For 99p in a well-known charity book shop, I picked up a tidy little paperback book. It’s wonderfully illustrated, mixing humour with one or two earnest thoughts. Originally, it would have been about 3 shillings (15 new pence) to buy. So, I may have paid over the odds.
Was C. Northcote Parkinson, right? Certainly, when I listen to the epic tale on HS2 it does get me wondering if Parkinson’s Law works as well in the 2020s as it did in the late 1950s. Progress is slow, as work expands. The more there is to do, the more there is to do.
The UK’s number one railway project, High Speed Two, HS2 is a massive project. It’s image of yellow jacketed workers stomping across chewed-up fields is a long way from the reality. In the back rooms and offices are thousands of planners, managers, and administrators toiling intensely. Politicians posture over reams of reports and change their minds at every juncture.
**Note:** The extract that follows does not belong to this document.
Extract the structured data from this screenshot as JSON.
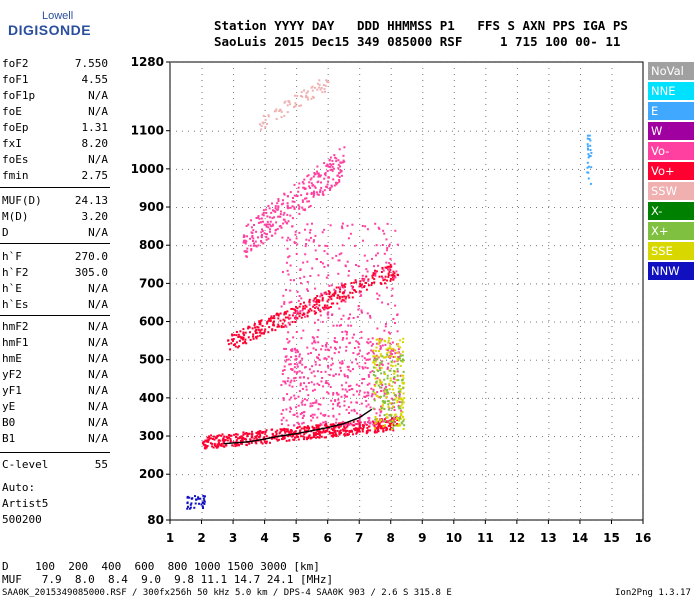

There’s a hitch every week.
Given my experiences, I should be able to make some judgements about Parkinson’s Law. That is to say that: work expands so as to fill the time available for its completion. It’s generally associated with Government administration and the operation of a civil service. My observation is that large scale industry is just as guilty of this characteristic.
It can be said that a large aircraft could not be certified until the pile of paper needed to do so weighted as much as the finished product. This tong-in-cheek saying stems from the frustration that builds-up when progress is slower than people would like it to be. What a “pile of paper” means in the digital world is more difficult to ascertain but it’s a lot of stuff.
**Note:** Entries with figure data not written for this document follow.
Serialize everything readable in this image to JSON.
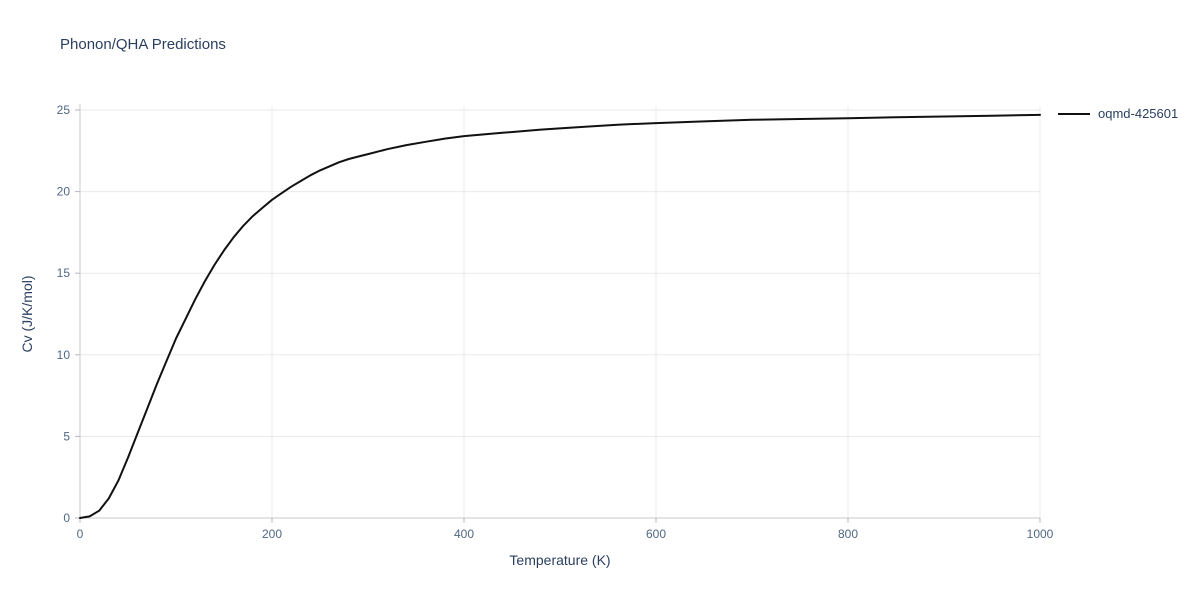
{
  "colors": {
    "title": "#2a3f5f",
    "tick": "#506784",
    "grid": "#e8eaed",
    "axis": "#c8c8c8",
    "tick_mark": "#b0b8c4",
    "line": "#111111",
    "background": "#ffffff"
  },
  "chart_data": {
    "type": "line",
    "title": "Phonon/QHA Predictions",
    "xlabel": "Temperature (K)",
    "ylabel": "Cv (J/K/mol)",
    "xlim": [
      0,
      1000
    ],
    "ylim": [
      0,
      25
    ],
    "x_ticks": [
      0,
      200,
      400,
      600,
      800,
      1000
    ],
    "y_ticks": [
      0,
      5,
      10,
      15,
      20,
      25
    ],
    "grid": true,
    "legend_position": "top-right-outside",
    "series": [
      {
        "name": "oqmd-425601",
        "color": "#111111",
        "x": [
          0,
          10,
          20,
          30,
          40,
          50,
          60,
          70,
          80,
          90,
          100,
          110,
          120,
          130,
          140,
          150,
          160,
          170,
          180,
          190,
          200,
          210,
          220,
          230,
          240,
          250,
          260,
          270,
          280,
          290,
          300,
          320,
          340,
          360,
          380,
          400,
          440,
          480,
          520,
          560,
          600,
          650,
          700,
          750,
          800,
          850,
          900,
          950,
          1000
        ],
        "y": [
          0,
          0.1,
          0.45,
          1.2,
          2.3,
          3.7,
          5.2,
          6.7,
          8.2,
          9.6,
          11.0,
          12.2,
          13.4,
          14.5,
          15.5,
          16.4,
          17.2,
          17.9,
          18.5,
          19.0,
          19.5,
          19.9,
          20.3,
          20.65,
          21.0,
          21.3,
          21.55,
          21.8,
          22.0,
          22.15,
          22.3,
          22.6,
          22.85,
          23.05,
          23.25,
          23.4,
          23.6,
          23.8,
          23.95,
          24.1,
          24.2,
          24.3,
          24.4,
          24.45,
          24.5,
          24.55,
          24.6,
          24.65,
          24.7
        ]
      }
    ]
  }
}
Whatever the merit of Parkinson’s Law, the arguments made for it have been undermined as employment practices have changed dramatically since the 1950s. Internal structures of bureaucratic and deep hierarchical organisation are no longer the fashion. The whole phenomena of Buggins’ turn still exists but is in abeyance. Much of industry may have shaken it off, but the political world still clings-on and offers jobs on seniority rather than by merit. Hierarchical organisations that feed on a certainty of their continued existence remain plentiful, but they are now more subject to more disruption.
Parkinson does mock the large organisations of his time. Some of his anecdotes resonate perfectly with the world of the 2020s. These are observations of human behaviour.
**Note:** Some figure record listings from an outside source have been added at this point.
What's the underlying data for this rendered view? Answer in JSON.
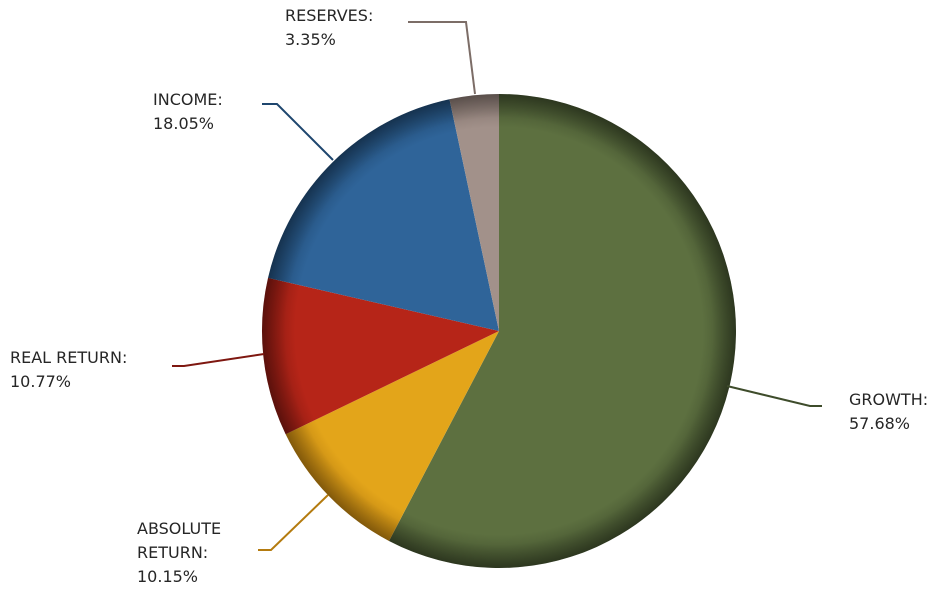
{
  "chart_data": {
    "type": "pie",
    "start_angle_deg": 0,
    "direction": "clockwise",
    "slices": [
      {
        "name": "GROWTH",
        "label_name": "GROWTH:",
        "value": 57.68,
        "label_value": "57.68%",
        "color": "#5d7040",
        "shade": "#3e4c2b"
      },
      {
        "name": "ABSOLUTE RETURN",
        "label_name_lines": [
          "ABSOLUTE",
          "RETURN:"
        ],
        "value": 10.15,
        "label_value": "10.15%",
        "color": "#e3a51a",
        "shade": "#b47b0f"
      },
      {
        "name": "REAL RETURN",
        "label_name": "REAL RETURN:",
        "value": 10.77,
        "label_value": "10.77%",
        "color": "#b62518",
        "shade": "#7e1710"
      },
      {
        "name": "INCOME",
        "label_name": "INCOME:",
        "value": 18.05,
        "label_value": "18.05%",
        "color": "#2f6499",
        "shade": "#1e466e"
      },
      {
        "name": "RESERVES",
        "label_name": "RESERVES:",
        "value": 3.35,
        "label_value": "3.35%",
        "color": "#a2918a",
        "shade": "#7c6d67"
      }
    ]
  }
}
One that rings a bell with me is the description of a board meeting were agenda items are methodically addressed in order. Let’s say, the subject of item 9 on an agenda is for a major investment expenditure and the next item, item 10 addresses staff car parking spaces. No prizes for guessing which one gets the most discussion time. When faced with complex financial arguments and detailed pages of figures there’s a tendance to defer to those who know about that sort of stuff. When faced with a subject that everyone understands and impacts everyone in an obvious way, the temptation to engage in discussion about the later is overwhelming.
Let’s conclude that progress that doesn’t take account of the human factor is going to hit the rails or maybe worse.
 Parkinson’s Law or The Pursuit of Progress, John Murry Paperbacks, 1958.